Looking Back: 2006 was the year that NAC found the knack for all that ails networking security.

December 26, 2006
By Sean Michael Kerner: More stories by this author:

Best of 2006 Internetnews.com wades through the top stories and issues that rocked the industry in 2006 in this ongoing series.

The popularity of network access control (NAC) surged in 2006, with every vendor, big and small, boasting about their respective NAC or NAC-like solutions.

NAC is intended to perform some kind of endpoint admission and control by validating users on a network, ensuring they have the right credentials, enforcing policy and making sure they have the requisite security patches.

In other words, it keeps networks clean and keeps the bad guys out.

One of the most talked about NAC revelations of the year was that not all implementations are as secure. The NAC world was buzzing when a security researcher at the Black Hat Conference detailed how NAC solutions using DHCP (define) could be bypassed with relative ease.

Nearly every networking security vendor rolled out or re-branded some form of NAC solution in 2006, though the two biggest names in NAC were likely the two biggest names in networking security.

Cisco, which started the whole NAC craze under the guise of its Self-defending Network initiative, updated its core NAC appliance in 2006. Not to be outdone, Juniper Networks, Cisco's rival in the networking security space, rolled out UAC (Unified Access Control), its own version of NAC.

Juniper is taking the angle of open standards for NAC by embracing Trusted Computing Group's Trusted Network Connect standards for its UAC 2.0 solutions.

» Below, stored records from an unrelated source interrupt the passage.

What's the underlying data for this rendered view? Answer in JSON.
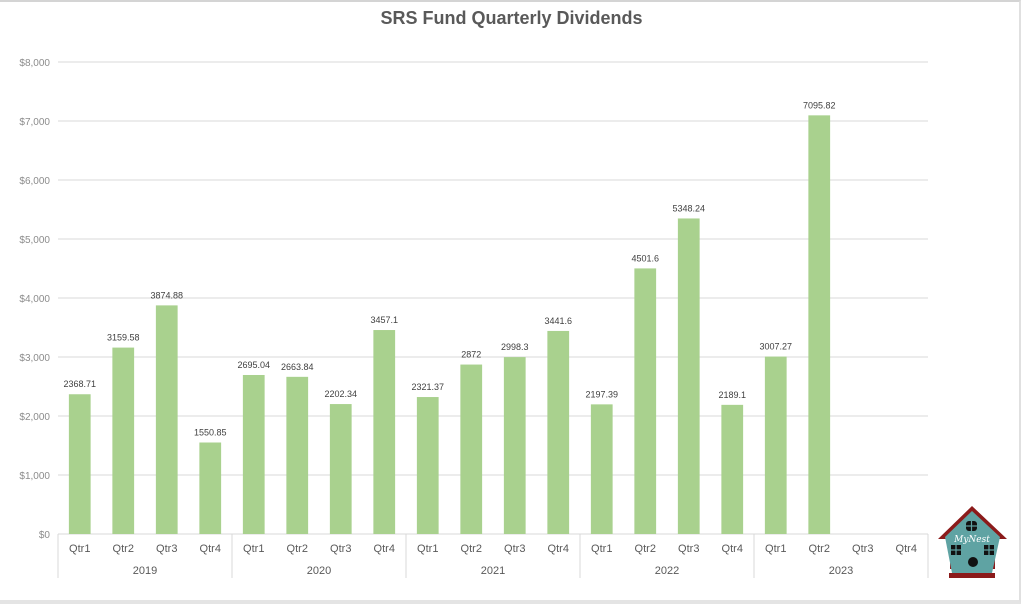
{
  "chart_data": {
    "type": "bar",
    "title": "SRS Fund Quarterly Dividends",
    "xlabel": "",
    "ylabel": "",
    "ylim": [
      0,
      8000
    ],
    "y_ticks": [
      "$0",
      "$1,000",
      "$2,000",
      "$3,000",
      "$4,000",
      "$5,000",
      "$6,000",
      "$7,000",
      "$8,000"
    ],
    "y_tick_values": [
      0,
      1000,
      2000,
      3000,
      4000,
      5000,
      6000,
      7000,
      8000
    ],
    "grid": true,
    "legend": "none",
    "bar_color": "#a9d18e",
    "groups": [
      {
        "year": "2019",
        "categories": [
          "Qtr1",
          "Qtr2",
          "Qtr3",
          "Qtr4"
        ],
        "values": [
          2368.71,
          3159.58,
          3874.88,
          1550.85
        ],
        "labels": [
          "2368.71",
          "3159.58",
          "3874.88",
          "1550.85"
        ]
      },
      {
        "year": "2020",
        "categories": [
          "Qtr1",
          "Qtr2",
          "Qtr3",
          "Qtr4"
        ],
        "values": [
          2695.04,
          2663.84,
          2202.34,
          3457.1
        ],
        "labels": [
          "2695.04",
          "2663.84",
          "2202.34",
          "3457.1"
        ]
      },
      {
        "year": "2021",
        "categories": [
          "Qtr1",
          "Qtr2",
          "Qtr3",
          "Qtr4"
        ],
        "values": [
          2321.37,
          2872,
          2998.3,
          3441.6
        ],
        "labels": [
          "2321.37",
          "2872",
          "2998.3",
          "3441.6"
        ]
      },
      {
        "year": "2022",
        "categories": [
          "Qtr1",
          "Qtr2",
          "Qtr3",
          "Qtr4"
        ],
        "values": [
          2197.39,
          4501.6,
          5348.24,
          2189.1
        ],
        "labels": [
          "2197.39",
          "4501.6",
          "5348.24",
          "2189.1"
        ]
      },
      {
        "year": "2023",
        "categories": [
          "Qtr1",
          "Qtr2",
          "Qtr3",
          "Qtr4"
        ],
        "values": [
          3007.27,
          7095.82,
          null,
          null
        ],
        "labels": [
          "3007.27",
          "7095.82",
          null,
          null
        ]
      }
    ]
  },
  "logo": {
    "text": "MyNest",
    "roof_color": "#9b1c1c",
    "body_color": "#5fa3a3"
  }
}
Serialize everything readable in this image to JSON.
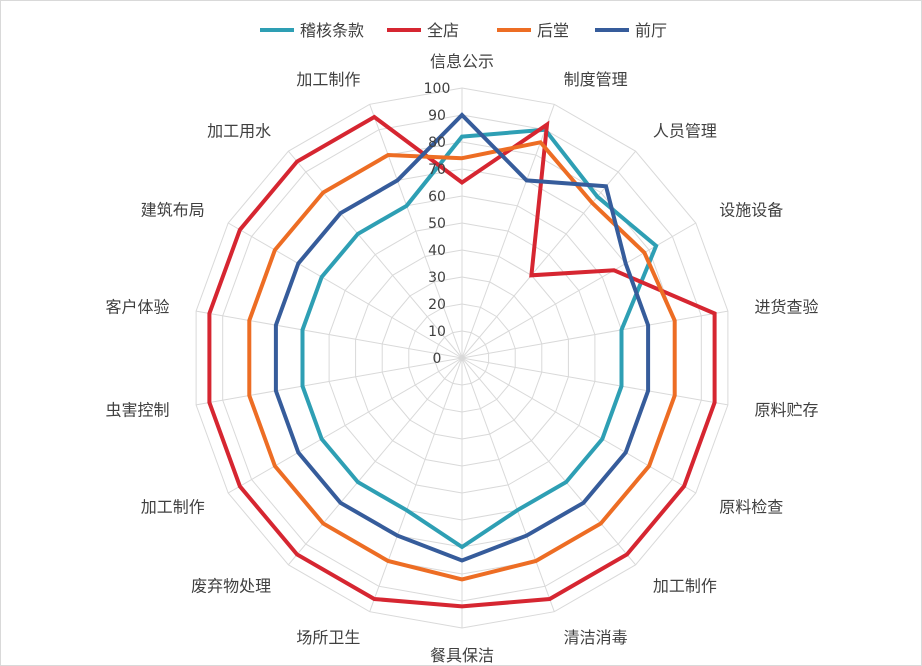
{
  "chart_data": {
    "type": "radar",
    "categories": [
      "信息公示",
      "制度管理",
      "人员管理",
      "设施设备",
      "进货查验",
      "原料贮存",
      "原料检查",
      "加工制作",
      "清洁消毒",
      "餐具保洁",
      "场所卫生",
      "废弃物处理",
      "加工制作",
      "虫害控制",
      "客户体验",
      "建筑布局",
      "加工用水",
      "加工制作"
    ],
    "radial_ticks": [
      "0",
      "10",
      "20",
      "30",
      "40",
      "50",
      "60",
      "70",
      "80",
      "90",
      "100"
    ],
    "rmin": 0,
    "rmax": 100,
    "series": [
      {
        "name": "稽核条款",
        "color": "#2E9FB4",
        "values": [
          82,
          90,
          78,
          83,
          60,
          60,
          60,
          60,
          60,
          70,
          60,
          60,
          60,
          60,
          60,
          60,
          60,
          60
        ]
      },
      {
        "name": "全店",
        "color": "#D62631",
        "values": [
          65,
          92,
          40,
          65,
          95,
          95,
          95,
          95,
          95,
          92,
          95,
          95,
          95,
          95,
          95,
          95,
          95,
          95
        ]
      },
      {
        "name": "后堂",
        "color": "#ED6D24",
        "values": [
          74,
          85,
          75,
          78,
          80,
          80,
          80,
          80,
          80,
          82,
          80,
          80,
          80,
          80,
          80,
          80,
          80,
          80
        ]
      },
      {
        "name": "前厅",
        "color": "#365C9B",
        "values": [
          90,
          70,
          83,
          70,
          70,
          70,
          70,
          70,
          70,
          75,
          70,
          70,
          70,
          70,
          70,
          70,
          70,
          70
        ]
      }
    ],
    "legend_position": "top",
    "grid": true
  }
}
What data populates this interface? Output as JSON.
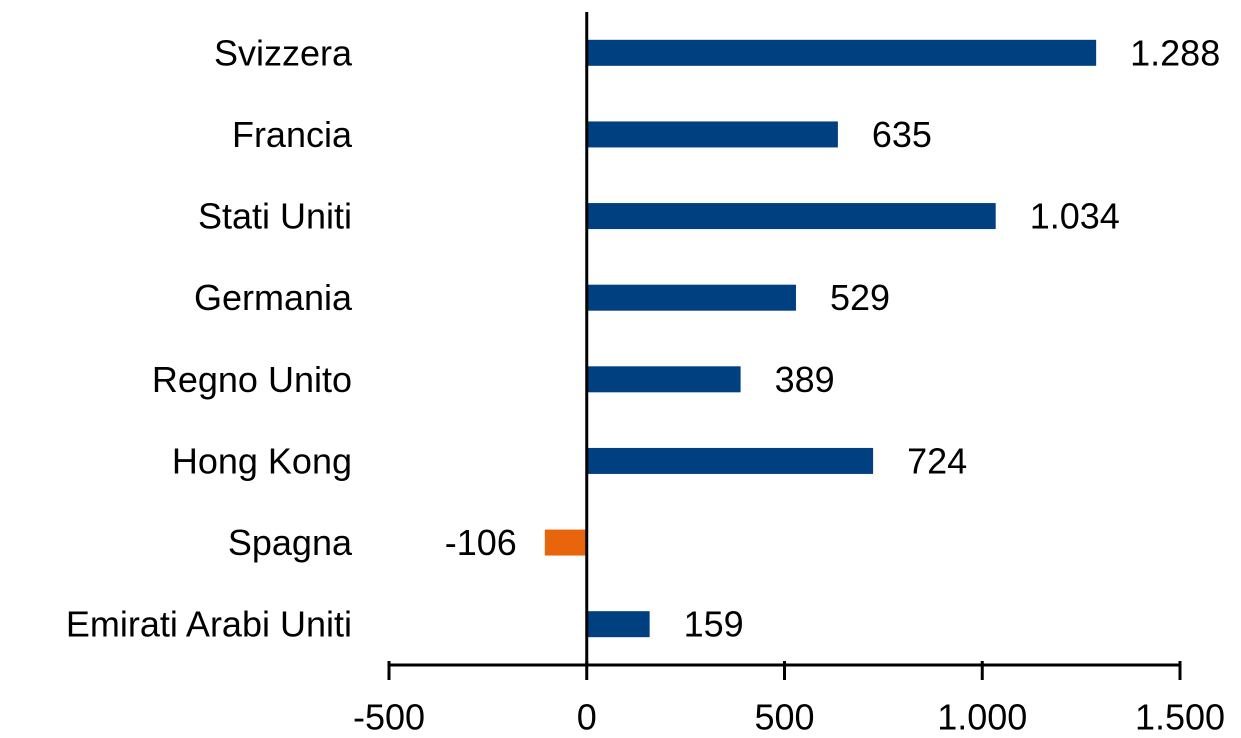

The TNC specifications are supposed to enable a degree of interoperability between TNC compliant solutions offered by different vendors.

Juniper has argued that Cisco's NAC is a proprietary model, whereas the TNC model is open, enabling wider participation and negating vendor lock-in.

Microsoft began brewing its own NAC-like framework called NAP (Network Access Protection), which, when it's released in 2007, will work with Cisco NAC and may also interoperate other solutions.

Beyond just competing frameworks for NAC, the openness of NAC and its various implementations may also be impeded by the various patents that vendors hold on elements of NAC or NAC-like technologies.

Networking security vendor Mirage Networks was awarded a patent for its approach to NAC. Though other NAC vendors, including Lockdown Networks and Nevis Networks, disputed the importance of the Mirage patents, Cisco and Juniper are either pursuing or already hold patents of their own in the space.

Arguments about when NAC should be deployed and when it will actually become pervasive underscored its popularity in 2006.

There were some in 2006 who argued that the time for NAC is now. Statistics from Infonetics Research show that enterprise adoption is already at 50 percent. Networking vendor StillSecure has also strongly argued that the time for NAC is now, because the need is now.

Yet a majority of a NAC panel at the Interop tradeshow in New York, which included Cisco, Juniper, Microsoft and StillSecure, argued that NAC will be widely adopted in five years.

The vendors also agreed that NAC is likely to look somewhat different in five years.

Regardless of when NAC actually does become as pervasive as networks themselves and which vendor or standard will be the leader, one thing is fairly obvious. If 2006 is any indication, NAC is here to stay.